Embora feitos em dias diferentes e com juízes diferentes, todos foram julgados e receberam a mesma condenação, pois tiraram a vida de um indefeso animal, independente dos traços individuais, a vida, nesse país, valia por ela mesma, e só isso bastava.  

Tempos depois relacionaram os crimes, e viram que foram independentes e tudo não passou de uma sinistra coincidência. 

Para tornar tudo mais diabólico ainda, descobriu-se que na cidade do país vizinho, que ficava a menos de 60 quilômetros, também ocorrera no mesmo dia, com três distintos cidadãos, os mesmos atos de violência e crueldade – como se o mesmo quadro fosse pintado duas vezes -.  Eles também foram presos e julgados, mas com um detalhe: nesse país as leis eram muitas, e se orgulhavam disso, pois era possível julgar e condenar alguém por pequenos detalhes, individualizando o crime.

Pois bem, nesse país cada um cometeu um crime: cachorrocídio, gatocídio e passarinhocídio. Cada um com especificações de pena, agravantes e atenuantes: se o cachorro era de raça ou vira-lata fazia diferença, se tinha a pelagem branca ou preta era agravada ou não a sentença. Ainda questionaram se o cachorro era castrado, se latia grosso ou fino, cada detalhe fazia muita diferença.

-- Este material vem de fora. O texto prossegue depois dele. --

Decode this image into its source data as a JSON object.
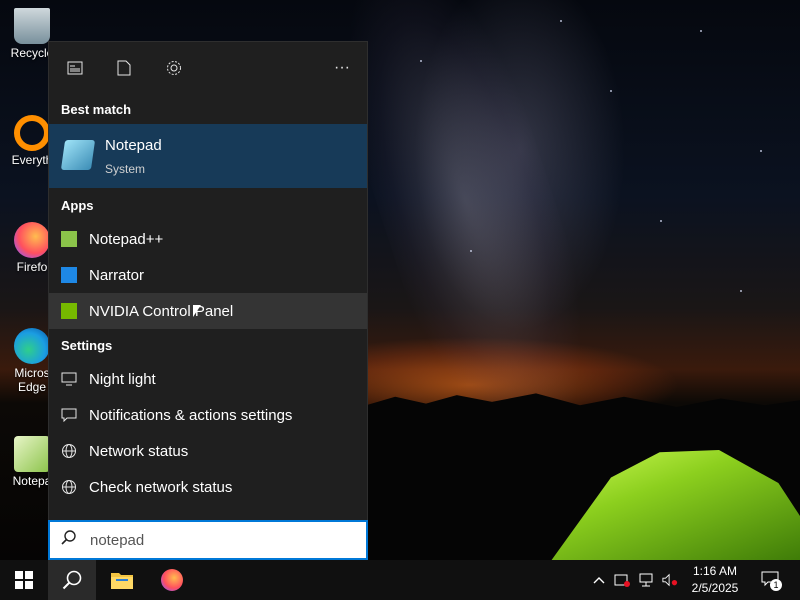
{
  "desktop_icons": [
    {
      "label": "Recycle",
      "icon": "recycle-bin-icon"
    },
    {
      "label": "Everyth",
      "icon": "everything-search-icon"
    },
    {
      "label": "Firefo",
      "icon": "firefox-icon"
    },
    {
      "label": "Micros",
      "label2": "Edge",
      "icon": "edge-icon"
    },
    {
      "label": "Notepa",
      "icon": "notepadpp-icon"
    }
  ],
  "start_panel": {
    "toolbar_icons": [
      "news-icon",
      "document-icon",
      "gear-icon",
      "more-icon"
    ],
    "more_label": "···",
    "best_match_heading": "Best match",
    "best_match": {
      "title": "Notepad",
      "subtitle": "System",
      "icon": "notepad-icon"
    },
    "apps_heading": "Apps",
    "apps": [
      {
        "label": "Notepad++",
        "icon": "notepadpp-icon"
      },
      {
        "label": "Narrator",
        "icon": "narrator-icon"
      },
      {
        "label": "NVIDIA Control Panel",
        "icon": "nvidia-icon"
      }
    ],
    "settings_heading": "Settings",
    "settings": [
      {
        "label": "Night light",
        "icon": "monitor-icon"
      },
      {
        "label": "Notifications & actions settings",
        "icon": "notification-icon"
      },
      {
        "label": "Network status",
        "icon": "globe-icon"
      },
      {
        "label": "Check network status",
        "icon": "globe-icon"
      }
    ]
  },
  "search": {
    "value": "notepad",
    "icon": "search-icon"
  },
  "taskbar": {
    "clock_time": "1:16 AM",
    "clock_date": "2/5/2025",
    "notification_count": "1",
    "accent_color": "#0078d7"
  }
}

Naquele país, além de fazerem isso com cada animal também fizeram a mesma coisa com os cidadãos que estavam em conflito com a lei. Por tudo isso o julgamento de cada um demorou muito mais do que no outro país. Ao final, cada um foi julgado, dois receberam penas bem diferentes e um outro foi considerado inocente.

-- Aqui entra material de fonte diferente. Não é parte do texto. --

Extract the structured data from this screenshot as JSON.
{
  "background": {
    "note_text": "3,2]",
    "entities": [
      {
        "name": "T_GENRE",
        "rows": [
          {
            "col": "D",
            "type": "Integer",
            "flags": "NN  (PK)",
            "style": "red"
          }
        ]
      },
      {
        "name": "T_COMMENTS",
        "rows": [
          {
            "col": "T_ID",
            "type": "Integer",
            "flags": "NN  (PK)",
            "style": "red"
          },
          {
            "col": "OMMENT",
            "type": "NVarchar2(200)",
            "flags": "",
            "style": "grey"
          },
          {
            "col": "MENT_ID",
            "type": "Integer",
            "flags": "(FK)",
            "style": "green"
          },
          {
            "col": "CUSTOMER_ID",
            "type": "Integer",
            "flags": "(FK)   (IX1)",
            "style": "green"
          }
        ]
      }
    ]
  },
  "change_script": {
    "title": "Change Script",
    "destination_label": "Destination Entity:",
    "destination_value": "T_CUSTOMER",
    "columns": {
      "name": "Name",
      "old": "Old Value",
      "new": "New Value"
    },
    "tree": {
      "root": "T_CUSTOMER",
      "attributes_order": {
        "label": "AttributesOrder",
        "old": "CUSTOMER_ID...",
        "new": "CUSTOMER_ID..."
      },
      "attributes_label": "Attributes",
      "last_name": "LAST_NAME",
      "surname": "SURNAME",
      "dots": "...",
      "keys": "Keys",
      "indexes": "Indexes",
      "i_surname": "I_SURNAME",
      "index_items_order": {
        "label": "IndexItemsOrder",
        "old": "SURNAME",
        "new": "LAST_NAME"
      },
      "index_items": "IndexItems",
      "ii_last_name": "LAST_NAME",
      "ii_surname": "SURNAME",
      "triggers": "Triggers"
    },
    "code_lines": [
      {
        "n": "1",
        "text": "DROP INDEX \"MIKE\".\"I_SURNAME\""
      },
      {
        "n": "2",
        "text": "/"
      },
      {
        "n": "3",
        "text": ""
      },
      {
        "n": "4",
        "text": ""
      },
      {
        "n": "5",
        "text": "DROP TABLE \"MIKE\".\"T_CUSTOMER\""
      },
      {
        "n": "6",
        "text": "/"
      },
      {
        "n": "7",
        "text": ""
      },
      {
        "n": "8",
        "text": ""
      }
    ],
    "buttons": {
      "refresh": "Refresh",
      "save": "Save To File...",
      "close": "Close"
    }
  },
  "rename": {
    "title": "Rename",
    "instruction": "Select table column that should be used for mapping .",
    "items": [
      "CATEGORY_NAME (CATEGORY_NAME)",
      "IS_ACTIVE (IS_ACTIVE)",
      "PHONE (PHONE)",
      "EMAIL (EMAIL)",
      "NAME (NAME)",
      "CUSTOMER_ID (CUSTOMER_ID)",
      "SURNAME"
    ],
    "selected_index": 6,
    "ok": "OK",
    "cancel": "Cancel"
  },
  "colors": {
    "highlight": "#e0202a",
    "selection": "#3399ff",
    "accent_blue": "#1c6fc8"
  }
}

Nesse país se percebeu que cada animal tinha um valor diferente, que cada um era mensurado pela cor da pelagem e dos olhos, se era de raça ou não, se tinha dentes, garras ou um bico. A vida, nesse país, tornou-se apenas um detalhe que nada significava, e se a pessoa certa escolhesse bem qual animal matar, e tivesse condições de pagar um bom contador de histórias para defendê-la no tribunal, ainda poderia receber uma pena muito branda ou até mesmo sair impune.

Mesmo após debatidos julgamentos, nesse país ainda sempre ficou a dúvida: qual vida vale mais? A de um cachorro, a de um gato, ou a de um passarinho?